Pouco depois, as atenções se voltaram para a ministra Carmen Lúcia. Ela avaliou que novos elementos reunidos no processo comprovariam que a atuação de Moro não foi imparcial, além de ter favorecido a acusação, o que torna o julgamento irregular. Ela disse que a análise sobre os fatos levantados pela defesa do ex-presidente apontam uma conduta irregular do magistrado, e sublinhou que ninguém deve ser perseguido por um juiz ou tribunal.
A ministra disse haver sinais de que teria havido uma confusão entre o Moro e o órgão acusador, o Ministério Público, o que compromete a imparcialidade no processo do ex-presidente. Dessa forma, Moro foi julgado parcial pela Segunda Turma do STF por 3 votos a 2.

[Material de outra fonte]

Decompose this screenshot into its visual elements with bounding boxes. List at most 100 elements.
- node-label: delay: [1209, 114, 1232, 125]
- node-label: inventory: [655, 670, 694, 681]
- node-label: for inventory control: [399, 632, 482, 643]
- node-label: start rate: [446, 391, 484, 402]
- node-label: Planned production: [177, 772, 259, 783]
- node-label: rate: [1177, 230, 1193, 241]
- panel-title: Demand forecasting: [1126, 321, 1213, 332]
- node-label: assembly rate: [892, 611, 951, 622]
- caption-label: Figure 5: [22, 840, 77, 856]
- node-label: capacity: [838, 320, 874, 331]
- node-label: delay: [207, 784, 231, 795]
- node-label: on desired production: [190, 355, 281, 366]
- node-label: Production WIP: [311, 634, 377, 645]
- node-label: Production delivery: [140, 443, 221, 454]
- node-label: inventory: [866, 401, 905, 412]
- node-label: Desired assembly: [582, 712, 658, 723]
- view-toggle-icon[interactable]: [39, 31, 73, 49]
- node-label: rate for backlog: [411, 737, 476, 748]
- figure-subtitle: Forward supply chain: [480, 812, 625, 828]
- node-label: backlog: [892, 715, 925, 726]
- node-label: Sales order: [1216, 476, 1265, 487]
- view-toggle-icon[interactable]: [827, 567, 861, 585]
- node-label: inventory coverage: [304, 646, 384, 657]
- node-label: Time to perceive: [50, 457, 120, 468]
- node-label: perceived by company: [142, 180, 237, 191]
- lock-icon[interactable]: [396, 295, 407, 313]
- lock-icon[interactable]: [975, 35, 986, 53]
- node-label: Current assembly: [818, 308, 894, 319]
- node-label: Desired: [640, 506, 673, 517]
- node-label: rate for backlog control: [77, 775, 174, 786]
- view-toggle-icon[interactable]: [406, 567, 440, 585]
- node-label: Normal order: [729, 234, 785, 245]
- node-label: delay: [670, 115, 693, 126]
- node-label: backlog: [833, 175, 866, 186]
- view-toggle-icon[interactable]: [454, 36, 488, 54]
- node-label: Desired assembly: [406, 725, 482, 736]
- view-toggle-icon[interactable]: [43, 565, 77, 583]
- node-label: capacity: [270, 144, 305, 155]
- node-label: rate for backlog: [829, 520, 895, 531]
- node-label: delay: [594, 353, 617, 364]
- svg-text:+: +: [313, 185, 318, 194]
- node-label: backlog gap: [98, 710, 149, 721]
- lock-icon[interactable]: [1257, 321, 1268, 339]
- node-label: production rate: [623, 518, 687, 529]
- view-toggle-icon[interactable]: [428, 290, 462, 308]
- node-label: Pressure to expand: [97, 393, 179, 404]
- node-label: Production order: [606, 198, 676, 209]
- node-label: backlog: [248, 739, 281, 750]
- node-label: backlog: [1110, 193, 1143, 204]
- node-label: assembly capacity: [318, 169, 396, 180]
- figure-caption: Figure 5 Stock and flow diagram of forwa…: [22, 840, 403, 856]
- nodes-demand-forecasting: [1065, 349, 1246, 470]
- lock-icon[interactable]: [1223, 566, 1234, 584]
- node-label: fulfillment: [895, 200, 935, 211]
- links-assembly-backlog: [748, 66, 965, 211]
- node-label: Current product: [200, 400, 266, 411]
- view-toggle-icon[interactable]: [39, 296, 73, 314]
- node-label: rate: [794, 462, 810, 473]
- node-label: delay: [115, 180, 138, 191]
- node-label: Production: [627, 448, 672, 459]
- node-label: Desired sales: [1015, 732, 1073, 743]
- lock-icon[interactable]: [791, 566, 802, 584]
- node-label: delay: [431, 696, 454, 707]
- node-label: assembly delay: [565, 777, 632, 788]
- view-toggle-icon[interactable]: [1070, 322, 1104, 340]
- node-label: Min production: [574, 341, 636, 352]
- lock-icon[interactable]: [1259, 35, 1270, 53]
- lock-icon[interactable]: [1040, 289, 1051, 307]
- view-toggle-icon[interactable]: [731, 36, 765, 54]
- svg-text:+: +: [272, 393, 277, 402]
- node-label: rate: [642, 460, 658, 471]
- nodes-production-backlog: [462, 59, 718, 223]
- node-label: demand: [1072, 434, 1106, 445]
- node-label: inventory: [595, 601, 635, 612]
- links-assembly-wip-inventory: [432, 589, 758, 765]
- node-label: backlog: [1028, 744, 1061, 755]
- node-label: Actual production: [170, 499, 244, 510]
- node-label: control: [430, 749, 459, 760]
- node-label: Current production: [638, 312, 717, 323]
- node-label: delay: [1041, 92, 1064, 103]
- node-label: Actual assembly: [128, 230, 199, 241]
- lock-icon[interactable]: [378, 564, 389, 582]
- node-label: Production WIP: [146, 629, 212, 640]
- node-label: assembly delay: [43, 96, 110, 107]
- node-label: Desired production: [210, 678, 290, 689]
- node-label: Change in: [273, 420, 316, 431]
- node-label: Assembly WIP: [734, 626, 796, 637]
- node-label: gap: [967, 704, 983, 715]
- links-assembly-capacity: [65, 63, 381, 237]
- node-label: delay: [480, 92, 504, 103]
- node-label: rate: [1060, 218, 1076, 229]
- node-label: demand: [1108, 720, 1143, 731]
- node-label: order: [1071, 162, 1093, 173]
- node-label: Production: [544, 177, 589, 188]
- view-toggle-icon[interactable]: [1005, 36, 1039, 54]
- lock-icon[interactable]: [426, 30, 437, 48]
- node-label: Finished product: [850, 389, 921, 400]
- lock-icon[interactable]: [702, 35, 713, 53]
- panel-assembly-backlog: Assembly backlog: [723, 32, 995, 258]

Anulação das condenações de Lula – O habeas corpus analisado pela Segunda Turma foi impetrado pelos advogados do petista e sua análise estava suspensa desde 2018, quando Gilmar havia pedido vista.
A Segunda Turma retomou a análise do recurso de Lula que pede que o ex-magistrado seja declarado suspeito um dia após o ministro Edson Fachin ter decidido, de forma individual, que Moro não era o juiz competente para analisar as denúncias contra o petista.
Fachin anulou as condenações contra o ex-presidente, que recuperou seus direitos políticos, e determinou o encaminhamento de seus processos para a Justiça Federal do Distrito Federal.
A suspeição atesta a parcialidade do juiz para analisar um caso, enquanto a incompetência conclui que o foro para o julgamento não era o adequado. A decisão de Fachin, defensor da Lava Jato, despertou controvérsia no meio político e jurídico porque poderia ter como consequência o não julgamento das ações que pedem a decretação da suspeição de Moro.
Se isso ocorresse, a atuação do ex-juiz e da Lava Jato seria preservada, apesar de vazamento de diálogos de Moro com os procuradores da força-tarefa terem levantado suspeitas de conluio na condução de inquéritos e ações penais contra diversos réus.
Fachin argumentou que sua decisão afastaria a necessidade de julgamento da suspeição de Moro, mas Gilmar discordou e decidiu colocar o processo em pauta na 2ª Turma. Fachin ainda tentou levar a análise do caso para o plenário do Supremo, mas foi derrotado por quatro votos a um.